De même, le programme Manitoba Technology Accelerator donne du soutien complet à la commercialisation, par exemple du financement, de l’encadrement d’entreprise et de la planification de la précommercialisation31. En Alberta, l’Alberta-Europe Technology Collaboration Fund aide les entreprises à devenir plus concurrentielles à l’échelle mondiale en créant des technologies novatrices, des alliances dans le domaine de la recherche et des projets de commercialisation qui visent à mettre en marché ces produits et services32. Userful Corporation, une entreprise ayant son siège à Calgary, a participé à l’Alberta-Europe Technology Collaboration Fund, ce qui a fait naître des partenariats avec des entreprises allemandes et françaises pour la mise au point de solutions matérielles et logicielles de vidéomosaïque novatrices33. Userful a augmenté considérablement son produit financier, a embauché 20 nouveaux employés et a accédé aux marchés internationaux, après avoir participé au programme34.

L’Ontario compte s’inspirer des initiatives mises de l’avant en Colombie-Britannique, au Manitoba et en Alberta, mais veillera à éviter toute formalité administrative. Notre gouvernement rationalisera le flux de données sans créer d’organismes intervenants et aidera les petites entreprises à exploiter le pouvoir des données d’établir une concurrence équitable et de favoriser l’innovation.

Améliorer l’accès aux données pour les entreprises

L’essor des données ouvertes suscite des occasions nouvelles et plus vastes pour que les entreprises innovent. L’accès aux données du gouvernement peut favoriser un écosystème d’innovation. L’accès aux données du gouvernement, s’accompagnant d’une protection adéquate de la vie privée, peut favoriser un écosystème d’innovation. Les nouvelles normes et les nouveaux mécanismes de gouvernance sont aussi cruciaux pour garantir que les entreprises axées sur les données exercent leurs activités de façon transparente et équitable, et en conformité avec les obligations internationales. Les données sous forme de statistiques ou les données agrégées sont relativement faciles à publier. Souvent, elles sont réutilisables et constituent des formes « ouvertes » d’information facilement disponibles dans un format fermé ou imprimé. Cependant, dans tous les cas, il importe que les gouvernements s’assurent que le bon niveau de données détaillées est publié, tout en protégeant la sécurité du gouvernement et la vie privée.

L’accès à de meilleures données

Le gouvernement de l’Ontario possède de vastes quantités de données qui peuvent aider les entreprises à mettre au point de nouveaux produits et services qui facilitent la vie des Ontariens, tout en s’assurant que leur vie privée est protégée. Une nouvelle collaboration avec les entreprises peut nous aider à déterminer les données qui ont le plus grand potentiel de stimuler la croissance. S’associer à des entreprises peut aussi aider le gouvernement à déterminer les ensembles de données qui peuvent être les plus utiles pour les entreprises, et ceux que le gouvernement particulièrement bien placé pour utiliser en vue de mesurer l’efficacité de ses propres programmes et services, étant donné le rôle et l’envergure du gouvernement.
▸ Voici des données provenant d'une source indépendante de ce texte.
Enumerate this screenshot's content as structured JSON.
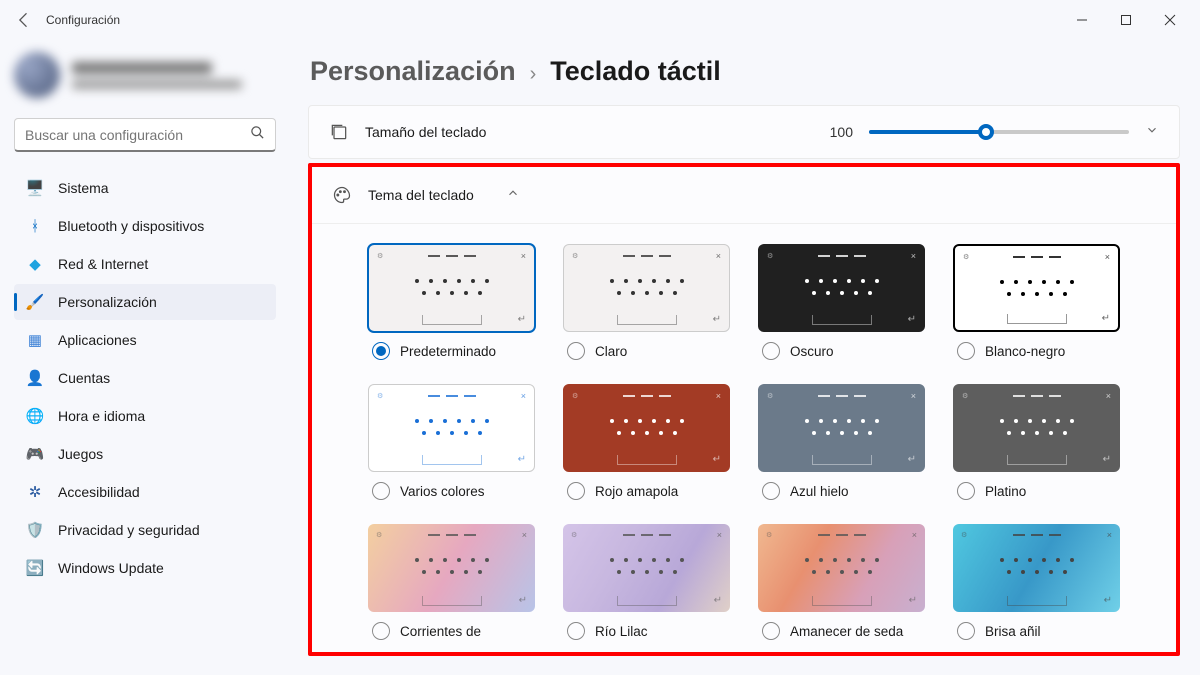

D’autres administrations nous révèlent ce qui est possible. Par exemple, l’Open Government Initiative (Initiative de gouvernement ouvert) du Royaume-Uni (R.-U.) a simplifié l’échange mutuel d’ensembles de données entre le gouvernement et les entreprises, ce qui a permis de stimuler la croissance commerciale nationale35. Un épicier du R.-U., Tesco, se démarque par l’exemple qu’il donne de l’utilisation des données ouvertes par les entreprises fondamentales : Tesco a corrigé sa gamme de produits en combinant les données météorologiques ouvertes du gouvernement du R.-U. aux données sur les habitudes d’achat antérieures des clients – pour constater que certains produits sont achetés en corrélation avec diverses températures et tendances météorologiques. Ce modèle a permis à Tesco de réduire ses pertes de revenu et le gaspillage de ses stocks36.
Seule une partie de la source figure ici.